On 28/12/2010 16:03, vanderson.mota at gmail.com wrote:
> You should patch the decorator in the module that he is used.
>
> So, instead of using:
> @patch("a.catch_bad_args", do_nothing_decorator)
>
> use:
> @patch("b.catch_bad_args", do_nothing_decorator)
>
> You should patch functions in the modules where they are used, not
> where they were declared.

This is true - you patch modules where they are used rather than where 
they are declared - but I don't think it will help in this case. The 
decorator is *used* when the module is first imported, and patching it 
after it is used will have no effect.

All the best,

Michael Foord

> It seems that when you make an import, the
> function object is 'copied' into the importer namespace. I hope
> someone could give a better explanation than i.
>
> cheers
>
>
>
>
> 2010/12/28 Yoni Tsafir<yonix85 at gmail.com>:
>> Hi guys,
>> I'm pretty new to the world of testing in python, and there's a problem I
>> ran into while trying to mock a decorator in the code I'm testing.
>> Tell me what am I doing wrong or if this is a missing feature in the mock
>> library.
>> I have the following code:
>> a.py:
>> -------
>> import sys
>> class BadArgsError(Exception):
>>      pass
>>
>> def catch_bad_args(func):
>>      def call(*args, **kwargs):
>>          try:
>>              return func(*args, **kwargs)
>>          except BadArgsError, e:
>>              print>>  sys.stderr, e.args[0]
>>              print
>>              sys.exit(1)
>>      call.__name__ = func.__name__
>>      call.__dict__ = func.__dict__
>>      call.__doc__  = func.__doc__
>>      return call
>> b.py
>> ------
>> from a import BadArgsError, catch_bad_args
>> @catch_bad_args
>> def foo(arg):
>>      if arg>  2:
>>          raise BadArgsError("arg is bigger than 2")
>>      print "arg is ok"
>> test_b.py
>> -------------
>> import unittest
>> from b import foo
>> from a import BadArgsError
>> from mock import patch
>>
>> def do_nothing_decorator(func):
>>      return func
>>
>>
>> class BTest(unittest.TestCase):
>>          @patch("a.catch_bad_args", do_nothing_decorator)
>>          def test_three_raises(self):
>>                  self.assertRaises(BadArgsError, foo, 3)
>>
>> Now running the tests:
>> -------------------------------
>> # python test_b.py
>> arg is bigger than 2
>> E
>> ======================================================================
>> ERROR: test_three_raises (__main__.BTest)
>> ----------------------------------------------------------------------
>> Traceback (most recent call last):
>>    File "test_b.py", line 13, in test_three_raises
>>      self.assertRaises(BadArgsError, foo, 3)
>>    File "/usr/lib/python2.6/unittest.py", line 336, in failUnlessRaises
>>      callableObj(*args, **kwargs)
>>    File "/tmp/a.py", line 14, in call
>>      sys.exit(1)
>> SystemExit: 1
>> ----------------------------------------------------------------------
>> Ran 1 test in 0.014s
>> FAILED (errors=1)
>>
>> What am I doing wrong?
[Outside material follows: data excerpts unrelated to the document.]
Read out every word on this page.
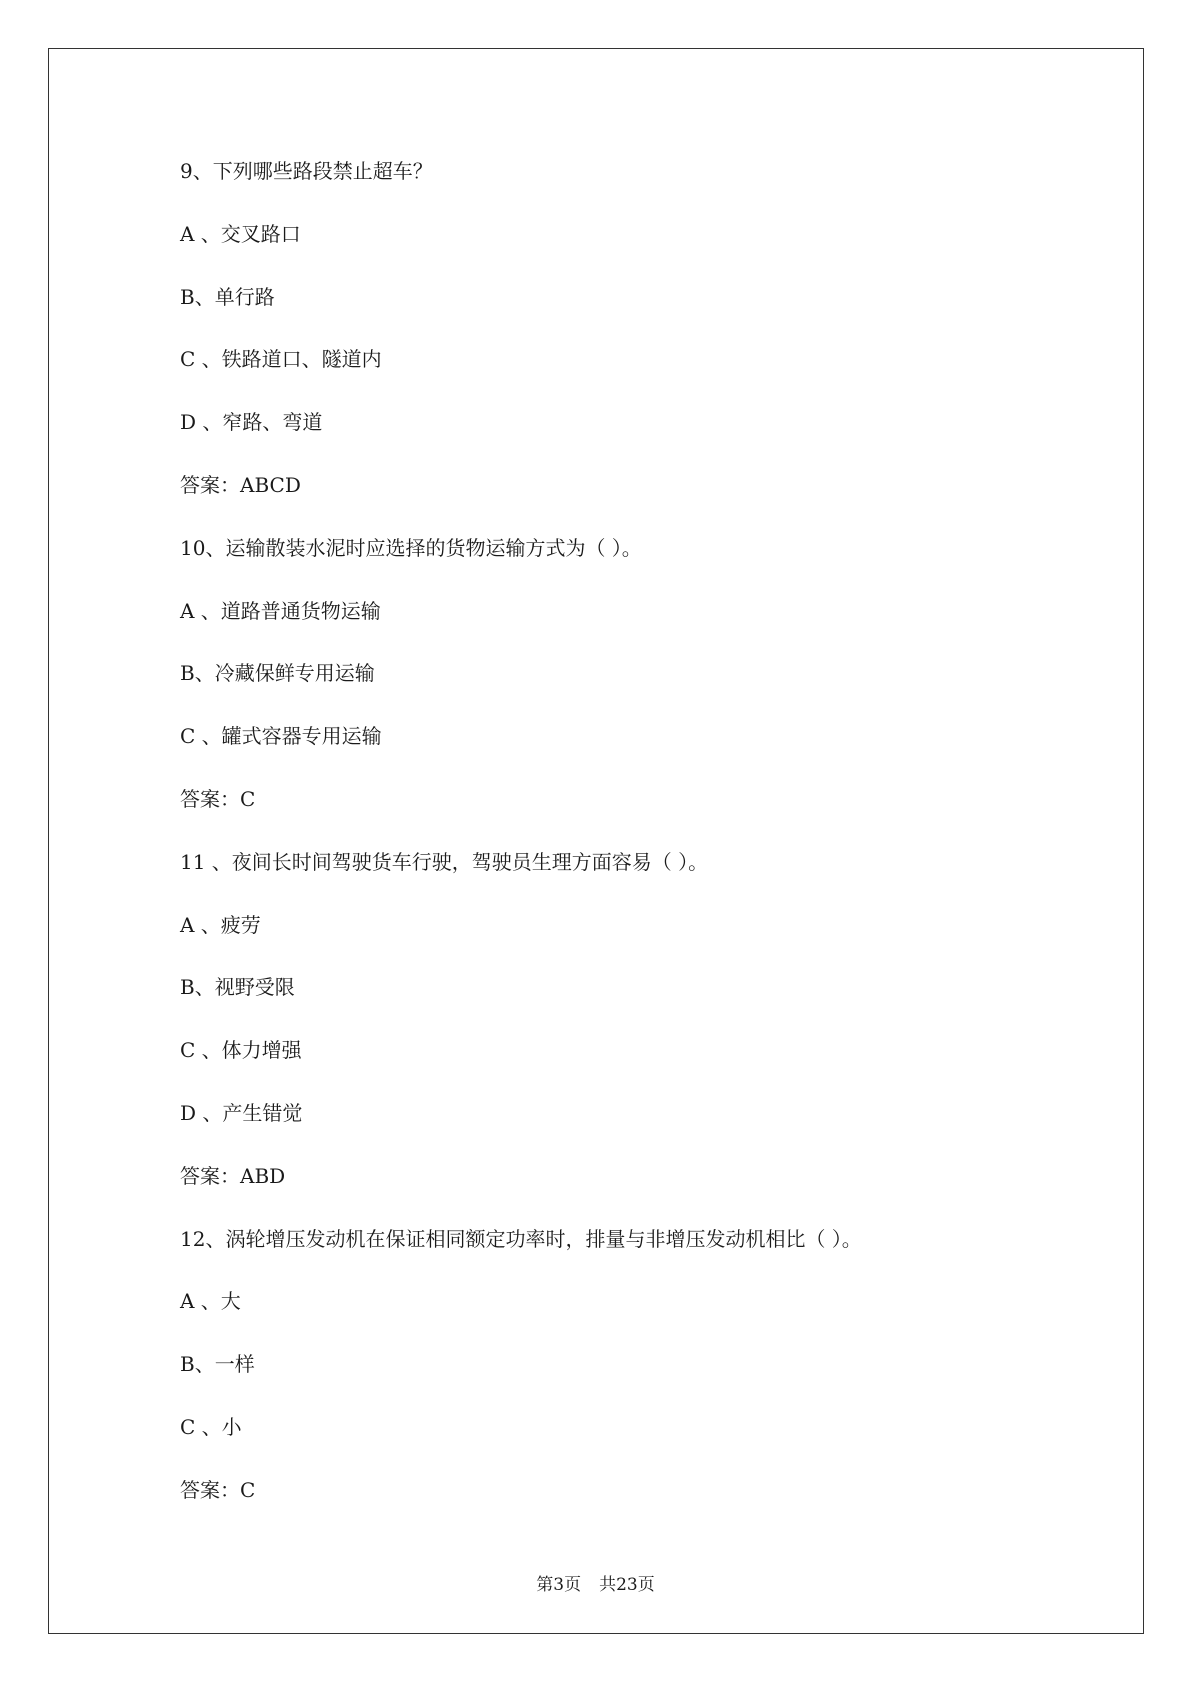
9、下列哪些路段禁止超车？
A 、交叉路口
B、单行路
C 、铁路道口、隧道内
D 、窄路、弯道
答案：ABCD
10、运输散装水泥时应选择的货物运输方式为（ ）。
A 、道路普通货物运输
B、冷藏保鲜专用运输
C 、罐式容器专用运输
答案：C
11 、夜间长时间驾驶货车行驶，驾驶员生理方面容易（ ）。
A 、疲劳
B、视野受限
C 、体力增强
D 、产生错觉
答案：ABD
12、涡轮增压发动机在保证相同额定功率时，排量与非增压发动机相比（ ）。
A 、大
B、一样
C 、小
答案：C
第3页 共23页
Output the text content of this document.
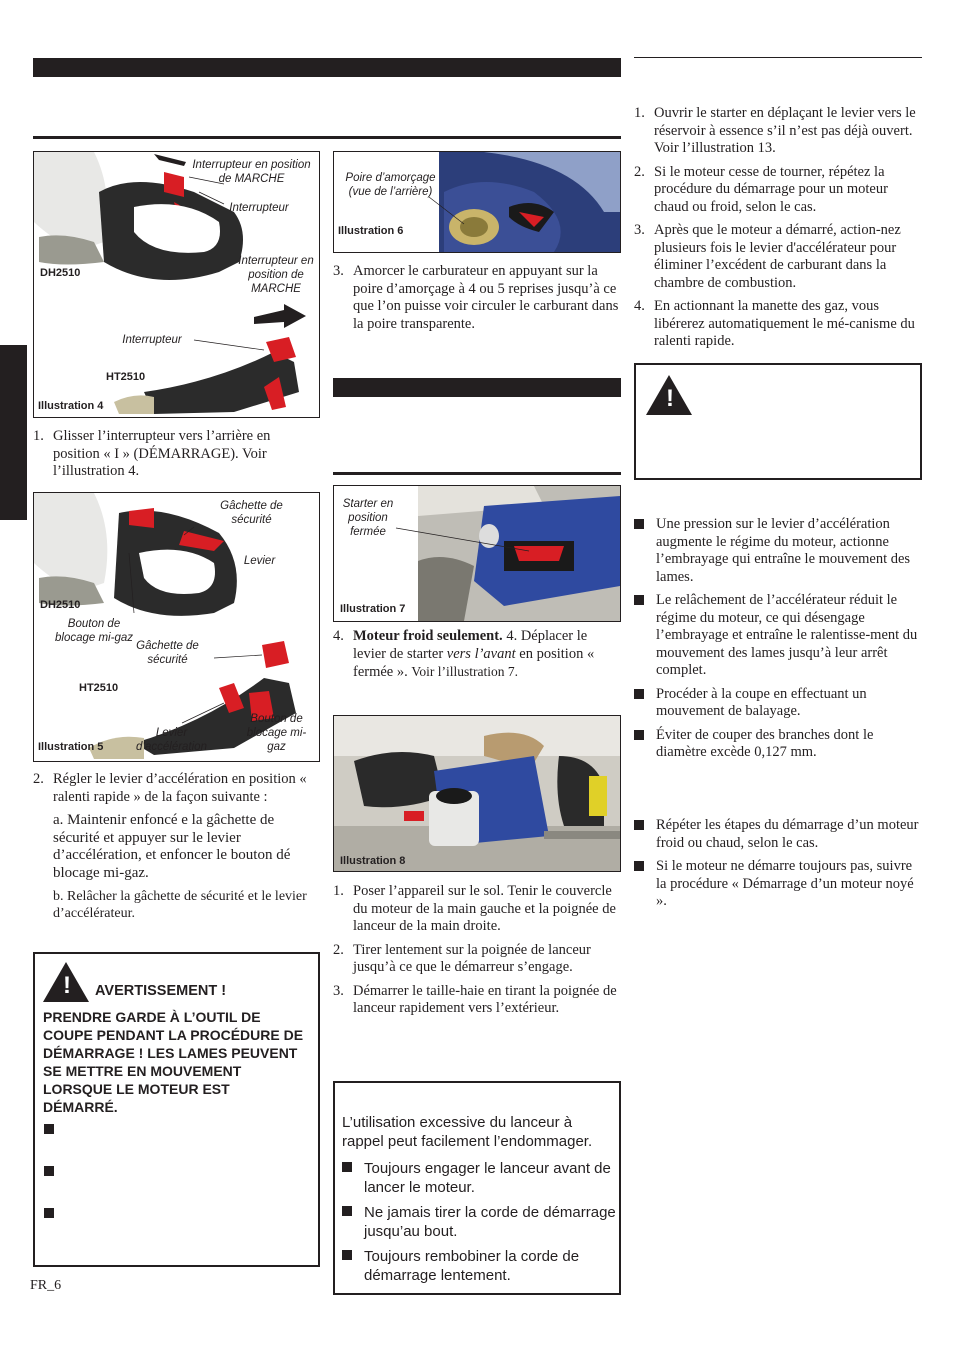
Interrupteur en position de MARCHE
Interrupteur
Interrupteur en position de MARCHE
Interrupteur
DH2510
HT2510
Illustration 4
1. Glisser l’interrupteur vers l’arrière en position « I » (DÉMARRAGE). Voir l’illustration 4.
Gâchette de sécurité
Levier
Bouton de blocage mi-gaz
Gâchette de sécurité
Levier d’accélération
Bouton de blocage mi-gaz
DH2510
HT2510
Illustration 5
2. Régler le levier d’accélération en position « ralenti rapide » de la façon suivante :
a. Maintenir enfoncé e la gâchette de sécurité et appuyer sur le levier d’accélération, et enfoncer le bouton dé blocage mi-gaz.
b. Relâcher la gâchette de sécurité et le levier d’accélérateur.
! AVERTISSEMENT !
PRENDRE GARDE À L’OUTIL DE COUPE PENDANT LA PROCÉDURE DE DÉMARRAGE ! LES LAMES PEUVENT SE METTRE EN MOUVEMENT LORSQUE LE MOTEUR EST DÉMARRÉ.
FR_6
Poire d’amorçage (vue de l’arrière)
Illustration 6
3. Amorcer le carburateur en appuyant sur la poire d’amorçage à 4 ou 5 reprises jusqu’à ce que l’on puisse voir circuler le carburant dans la poire transparente.
Starter en position fermée
Illustration 7
4. Moteur froid seulement. 4. Déplacer le levier de starter vers l’avant en position « fermée ». Voir l’illustration 7.
Illustration 8
1. Poser l’appareil sur le sol. Tenir le couvercle du moteur de la main gauche et la poignée de lanceur de la main droite.
2. Tirer lentement sur la poignée de lanceur jusqu’à ce que le démarreur s’engage.
3. Démarrer le taille-haie en tirant la poignée de lanceur rapidement vers l’extérieur.
L’utilisation excessive du lanceur à rappel peut facilement l’endommager.
Toujours engager le lanceur avant de lancer le moteur.
Ne jamais tirer la corde de démarrage jusqu’au bout.
Toujours rembobiner la corde de démarrage lentement.
1. Ouvrir le starter en déplaçant le levier vers le réservoir à essence s’il n’est pas déjà ouvert. Voir l’illustration 13.
2. Si le moteur cesse de tourner, répétez la procédure du démarrage pour un moteur chaud ou froid, selon le cas.
3. Après que le moteur a démarré, action-nez plusieurs fois le levier d'accélérateur pour éliminer l’excédent de carburant dans la chambre de combustion.
4. En actionnant la manette des gaz, vous libérerez automatiquement le mé-canisme du ralenti rapide.
!
Une pression sur le levier d’accélération augmente le régime du moteur, actionne l’embrayage qui entraîne le mouvement des lames.
Le relâchement de l’accélérateur réduit le régime du moteur, ce qui désengage l’embrayage et entraîne le ralentisse-ment du mouvement des lames jusqu’à leur arrêt complet.
Procéder à la coupe en effectuant un mouvement de balayage.
Éviter de couper des branches dont le diamètre excède 0,127 mm.
Répéter les étapes du démarrage d’un moteur froid ou chaud, selon le cas.
Si le moteur ne démarre toujours pas, suivre la procédure « Démarrage d’un moteur noyé ».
I tried to change the patch to "b.catch_bad_args" and
>> I get the same results, I also tried @patch.object and other combinations...
>> No help
>>
>> Thanks a lot!
>> _______________________________________________
>> testing-in-python mailing list
>> testing-in-python at lists.idyll.org
>> http://lists.idyll.org/listinfo/testing-in-python
>>
>>
>
>


-- 
http://www.voidspace.org.uk/

May you do good and not evil
May you find forgiveness for yourself and forgive others
May you share freely, never taking more than you give.